CLINICAL
PHARMACOLOGY OF ETHANOL
Alcohol
is the cause of more preventable morbidity and mortality than all other drugs
combined with the exception of tobacco. The search for specific etiologic
factors or the identification of significantpredisposing variables for alcohol
abuse has generally led to disap-pointing results. Personality type, severe
life stresses, psychiatric disorders, and parental role models are not reliable
predictors of alcohol abuse. Although environmental factors clearly play a role,
evidence suggests that there is a large genetic contribution to the development
of alcoholism. Not surprisingly, polymorphisms in alcohol dehydrogenase and
aldehyde dehydrogenase that lead to increased aldehyde accumulation and its
associated facial flushing, nausea, and hypotension appear to protect against
alcoholism.

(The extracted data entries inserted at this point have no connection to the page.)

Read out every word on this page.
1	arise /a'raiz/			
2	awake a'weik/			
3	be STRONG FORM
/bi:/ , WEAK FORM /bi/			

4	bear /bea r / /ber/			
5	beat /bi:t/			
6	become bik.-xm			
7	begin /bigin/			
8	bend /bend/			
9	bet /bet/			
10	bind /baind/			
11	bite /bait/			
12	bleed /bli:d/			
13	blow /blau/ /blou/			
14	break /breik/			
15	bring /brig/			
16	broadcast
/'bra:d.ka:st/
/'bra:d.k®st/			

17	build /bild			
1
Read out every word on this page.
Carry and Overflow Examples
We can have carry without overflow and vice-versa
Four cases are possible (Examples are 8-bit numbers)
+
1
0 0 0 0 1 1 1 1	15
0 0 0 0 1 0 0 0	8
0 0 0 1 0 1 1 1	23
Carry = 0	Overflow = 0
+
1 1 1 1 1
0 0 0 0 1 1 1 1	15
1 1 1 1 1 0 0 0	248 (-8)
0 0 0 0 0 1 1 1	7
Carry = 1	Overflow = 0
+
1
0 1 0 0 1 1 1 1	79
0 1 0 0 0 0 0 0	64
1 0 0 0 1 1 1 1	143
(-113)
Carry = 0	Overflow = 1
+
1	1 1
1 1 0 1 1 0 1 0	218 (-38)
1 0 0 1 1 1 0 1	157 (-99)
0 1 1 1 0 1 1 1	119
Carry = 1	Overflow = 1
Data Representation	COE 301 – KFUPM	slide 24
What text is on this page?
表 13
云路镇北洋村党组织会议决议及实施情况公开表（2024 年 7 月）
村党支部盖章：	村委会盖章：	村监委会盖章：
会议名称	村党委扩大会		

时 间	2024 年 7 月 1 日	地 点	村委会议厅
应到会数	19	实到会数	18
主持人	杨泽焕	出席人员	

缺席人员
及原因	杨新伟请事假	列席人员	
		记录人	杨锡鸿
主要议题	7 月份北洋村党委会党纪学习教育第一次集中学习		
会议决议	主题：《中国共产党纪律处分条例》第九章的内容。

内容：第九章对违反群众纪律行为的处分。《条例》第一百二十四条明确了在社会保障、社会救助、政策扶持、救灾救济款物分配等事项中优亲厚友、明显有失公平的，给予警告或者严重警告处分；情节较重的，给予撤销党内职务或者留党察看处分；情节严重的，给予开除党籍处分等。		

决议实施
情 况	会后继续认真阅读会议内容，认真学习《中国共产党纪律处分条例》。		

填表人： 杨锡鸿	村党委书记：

Much attention in genetic mapping experiments has focused on
membrane-signaling proteins known to be affected by ethanol and on protein
constituents of reward pathways in the brain. Polymorphisms associated with a
relative insensitivity to alcohol and presumably thereby a greater risk of
alcohol abuse have been identified in genes encoding an α subunit of the GABAA
receptor, an M2 muscarinic receptor, a serotonin transporter,
adenylyl cyclase, and a potassium channel. The link between a polymor-phism in
an opioid receptor gene and a blunted response to naltrexone raises the
possibility of genotype-guided pharmaco-therapy for alcohol dependence.